2024 AIChE Annual Meeting
(364p) Machine Learning Aided Tools for Separation Processes
Research Interests:
The focus of my PhD is on the development of computational tools to aid in process design, optimisation and control of dynamic systems. More specifically, my work is dedicated to creating a comprehensive methodology for developing dynamic machine learning-based models for continuous separation processes. The goal is to facilitate their application in online optimisation and control, thereby improving efficiency and adaptability in industrial settings. The methodology allows for the development of dynamic data-driven and hybrid models of complex separation systems, by combining physicochemical knowledge of the processes with data training. The main advantage of this approach is in the direct prediction of the systems’ dynamic profile based on the predefined operating conditions of the process. As such, model complexity is greatly reduced, and the developed models can be used for further model-based applications, such as online optimisation and control.

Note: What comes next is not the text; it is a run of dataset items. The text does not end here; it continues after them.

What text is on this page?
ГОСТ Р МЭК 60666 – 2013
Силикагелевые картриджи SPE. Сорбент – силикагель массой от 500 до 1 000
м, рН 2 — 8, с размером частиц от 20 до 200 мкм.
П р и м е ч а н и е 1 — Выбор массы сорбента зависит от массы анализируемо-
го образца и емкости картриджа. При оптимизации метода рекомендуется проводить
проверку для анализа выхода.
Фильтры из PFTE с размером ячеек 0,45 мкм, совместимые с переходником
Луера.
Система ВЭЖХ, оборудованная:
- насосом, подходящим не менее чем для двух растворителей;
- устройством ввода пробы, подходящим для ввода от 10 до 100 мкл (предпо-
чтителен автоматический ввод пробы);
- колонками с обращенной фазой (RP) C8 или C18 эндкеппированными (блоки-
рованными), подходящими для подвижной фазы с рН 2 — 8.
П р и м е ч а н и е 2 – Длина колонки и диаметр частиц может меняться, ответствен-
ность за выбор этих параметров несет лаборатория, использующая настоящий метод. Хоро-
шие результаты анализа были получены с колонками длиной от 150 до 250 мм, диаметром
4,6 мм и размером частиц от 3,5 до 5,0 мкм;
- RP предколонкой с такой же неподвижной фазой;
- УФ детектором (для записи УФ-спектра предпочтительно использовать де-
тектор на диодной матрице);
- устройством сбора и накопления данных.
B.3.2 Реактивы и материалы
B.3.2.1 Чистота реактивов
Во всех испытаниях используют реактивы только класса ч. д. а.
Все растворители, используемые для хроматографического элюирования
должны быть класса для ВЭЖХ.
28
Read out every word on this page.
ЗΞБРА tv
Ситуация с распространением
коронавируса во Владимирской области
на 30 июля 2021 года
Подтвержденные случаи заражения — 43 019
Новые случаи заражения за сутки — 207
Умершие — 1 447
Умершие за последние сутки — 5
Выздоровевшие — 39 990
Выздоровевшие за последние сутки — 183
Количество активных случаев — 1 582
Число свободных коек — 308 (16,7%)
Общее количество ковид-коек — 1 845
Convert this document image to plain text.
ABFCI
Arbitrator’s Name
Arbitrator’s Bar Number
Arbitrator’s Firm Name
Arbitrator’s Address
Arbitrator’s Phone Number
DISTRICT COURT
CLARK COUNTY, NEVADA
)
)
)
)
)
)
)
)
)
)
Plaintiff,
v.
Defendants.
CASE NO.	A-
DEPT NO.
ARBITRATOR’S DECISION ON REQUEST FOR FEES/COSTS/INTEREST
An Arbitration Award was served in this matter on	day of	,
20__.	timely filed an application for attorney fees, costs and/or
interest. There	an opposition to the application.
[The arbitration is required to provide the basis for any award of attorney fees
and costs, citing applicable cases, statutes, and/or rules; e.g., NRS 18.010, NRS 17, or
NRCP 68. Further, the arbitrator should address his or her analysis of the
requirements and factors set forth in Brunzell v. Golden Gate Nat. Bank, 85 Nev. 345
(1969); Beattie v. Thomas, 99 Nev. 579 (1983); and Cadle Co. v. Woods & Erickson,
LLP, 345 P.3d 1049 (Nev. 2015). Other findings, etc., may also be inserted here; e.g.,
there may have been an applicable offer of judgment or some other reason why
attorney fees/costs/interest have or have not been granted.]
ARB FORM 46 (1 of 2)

The methodology has been successfully implemented on a multi-column chromatographic separation process, used for the purification of monoclonal antibodies. Both hybrid and data-driven models of the system have been developed and validated against an experimentally validated high-fidelity model of the process. They have also been successfully implemented in a process optimisation framework, showcasing the models’ suitability for online monitoring of the process. To further the applicability of this methodology, current research is focused on two primary areas. The first area involves investigating the performance of the hybrid model across different products, through transfer learning. The second area pertains to the development of a control scheme using the data-driven models of the process. This control scheme leverages reinforcement learning (RL) to continuously optimise decision-making in real-time. By integrating RL, the system can dynamically adapt to changes in the environment, improve operational efficiency, and maintain optimal performance under varying conditions.
Based on the knowledge and skills that I have acquired through my research journey, I am looking for an industry position where I can apply my technical skills and collaborate with a team to solve real-world problems. I am eager to learn and contribute to an organisation that values innovation and offers opportunities for professional growth.